‘The picture looks nicer but we’re not finished yet’: dressage ponies banned from competing owing to mouth wounds

  • Ten ponies were banned from competing in Denmark at two shows — and comments were made about 13 more — owing to injuries in their mouths.

    The Danish equestrian federation (DRF) had warned competitors in the pony ECCO Cup qualifier that tack checks would be carried out at two events, two weekends running at Sundeved Rideklub.

    Ponies were checked on their way into the warm-up area, by DRF veterinary consultant Mette Uldahl, and any with broken skin were not allowed to compete.

    At the first event, on 21 March, four ponies showed “wounds in the oral cavity” and were not allowed to compete, while six “received a remark”.

    DRF club and sports manager Anne Silfwander said: “We are naturally sorry to see that four of the horses were not fit to compete due to wounds in the oral cavity, and that another six horses received remarks.

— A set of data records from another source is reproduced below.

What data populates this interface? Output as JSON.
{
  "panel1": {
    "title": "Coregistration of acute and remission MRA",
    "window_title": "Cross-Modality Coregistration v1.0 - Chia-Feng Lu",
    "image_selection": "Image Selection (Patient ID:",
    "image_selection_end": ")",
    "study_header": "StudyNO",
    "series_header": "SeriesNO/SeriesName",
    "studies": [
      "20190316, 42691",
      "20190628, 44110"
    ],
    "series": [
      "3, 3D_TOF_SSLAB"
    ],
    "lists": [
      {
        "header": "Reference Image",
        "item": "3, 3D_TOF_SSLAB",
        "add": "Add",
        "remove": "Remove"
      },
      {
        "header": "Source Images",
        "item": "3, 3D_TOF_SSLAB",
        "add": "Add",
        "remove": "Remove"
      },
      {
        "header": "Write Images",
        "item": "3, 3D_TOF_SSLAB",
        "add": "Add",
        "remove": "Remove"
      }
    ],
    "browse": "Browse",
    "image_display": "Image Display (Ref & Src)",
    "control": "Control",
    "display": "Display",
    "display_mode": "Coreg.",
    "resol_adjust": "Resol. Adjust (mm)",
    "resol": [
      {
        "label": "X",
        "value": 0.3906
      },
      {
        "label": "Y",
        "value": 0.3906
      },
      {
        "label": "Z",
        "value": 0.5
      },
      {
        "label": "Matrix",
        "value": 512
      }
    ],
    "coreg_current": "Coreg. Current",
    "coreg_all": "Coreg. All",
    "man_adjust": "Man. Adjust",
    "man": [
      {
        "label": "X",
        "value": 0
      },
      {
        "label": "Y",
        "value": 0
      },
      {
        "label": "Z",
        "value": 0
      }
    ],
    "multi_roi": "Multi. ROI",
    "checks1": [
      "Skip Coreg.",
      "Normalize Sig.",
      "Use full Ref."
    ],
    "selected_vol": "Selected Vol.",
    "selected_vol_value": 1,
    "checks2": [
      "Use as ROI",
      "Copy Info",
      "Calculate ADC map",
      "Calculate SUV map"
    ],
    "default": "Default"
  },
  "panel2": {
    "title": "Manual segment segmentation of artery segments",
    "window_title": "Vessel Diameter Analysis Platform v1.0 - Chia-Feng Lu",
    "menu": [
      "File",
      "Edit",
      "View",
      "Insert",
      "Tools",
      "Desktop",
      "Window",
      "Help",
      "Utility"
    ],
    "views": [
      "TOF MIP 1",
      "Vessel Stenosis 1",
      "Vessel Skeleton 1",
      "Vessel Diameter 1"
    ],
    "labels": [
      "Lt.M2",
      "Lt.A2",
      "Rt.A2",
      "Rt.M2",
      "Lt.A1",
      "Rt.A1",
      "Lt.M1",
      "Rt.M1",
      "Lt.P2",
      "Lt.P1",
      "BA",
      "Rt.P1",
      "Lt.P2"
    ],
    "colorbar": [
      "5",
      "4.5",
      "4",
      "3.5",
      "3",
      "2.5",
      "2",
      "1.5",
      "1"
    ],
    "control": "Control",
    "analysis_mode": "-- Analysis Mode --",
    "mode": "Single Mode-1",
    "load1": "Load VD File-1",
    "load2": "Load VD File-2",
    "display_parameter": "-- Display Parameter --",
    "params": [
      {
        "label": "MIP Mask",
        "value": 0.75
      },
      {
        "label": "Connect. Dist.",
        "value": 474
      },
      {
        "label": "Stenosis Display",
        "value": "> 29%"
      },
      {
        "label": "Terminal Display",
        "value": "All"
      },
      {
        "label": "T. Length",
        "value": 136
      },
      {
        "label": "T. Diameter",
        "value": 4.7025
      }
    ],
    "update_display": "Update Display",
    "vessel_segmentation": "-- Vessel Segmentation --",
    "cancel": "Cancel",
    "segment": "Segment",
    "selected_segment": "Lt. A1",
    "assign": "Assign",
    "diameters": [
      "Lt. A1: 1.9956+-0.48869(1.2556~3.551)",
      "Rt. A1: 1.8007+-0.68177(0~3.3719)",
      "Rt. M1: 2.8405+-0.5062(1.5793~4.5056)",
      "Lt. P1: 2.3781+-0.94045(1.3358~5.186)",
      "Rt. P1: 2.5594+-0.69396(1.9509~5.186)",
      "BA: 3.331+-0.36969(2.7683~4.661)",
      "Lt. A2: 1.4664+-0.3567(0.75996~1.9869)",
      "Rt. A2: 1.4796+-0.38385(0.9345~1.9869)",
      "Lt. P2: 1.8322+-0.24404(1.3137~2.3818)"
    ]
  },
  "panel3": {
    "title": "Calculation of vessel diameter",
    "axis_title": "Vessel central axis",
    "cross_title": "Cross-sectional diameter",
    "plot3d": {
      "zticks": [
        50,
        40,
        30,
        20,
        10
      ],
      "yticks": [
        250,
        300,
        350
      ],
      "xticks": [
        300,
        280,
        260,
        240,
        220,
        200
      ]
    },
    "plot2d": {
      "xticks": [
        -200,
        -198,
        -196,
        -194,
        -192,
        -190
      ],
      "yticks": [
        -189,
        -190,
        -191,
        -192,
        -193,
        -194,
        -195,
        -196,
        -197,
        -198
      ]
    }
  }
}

    “Optimally, we should like to get to the point where you, as parents, riders and trainers, think preventively and make sure to check the horse regularly, so that you do not show up at the venue with a horse that is not fit to compete. Fortunately, many people have already embraced this way of thinking, but there is still room for improvement. ”

    On 28 March, six ponies were denied for the same reason and seven crews spoken to. Reasons for the remarks included redness and “wear marks” in some of the ponies who were allowed to compete.

    Ms Silfwander said: “It is by no means optimal that we see more ponies that are not fit to compete due to wounds in the oral cavity, and that there are also more who receive remarks.

    “Although the picture basically looks nicer in pony dressage than in previous years, we are not finished yet, and that is why it is so important that both parents, riders and trainers think preventively and make sure to check the ponies regularly. It is a good habit we must have established, and it takes time.”

    DRF said there was overall support from the tack checks, from riders, parents and trainers, which Ms Silfwander said was a good sign.

    “We know that equipment control can make people nervous regardless of the outcome, so we are really happy to see that the general reception is good and that people are basically understanding and cooperative,” she said.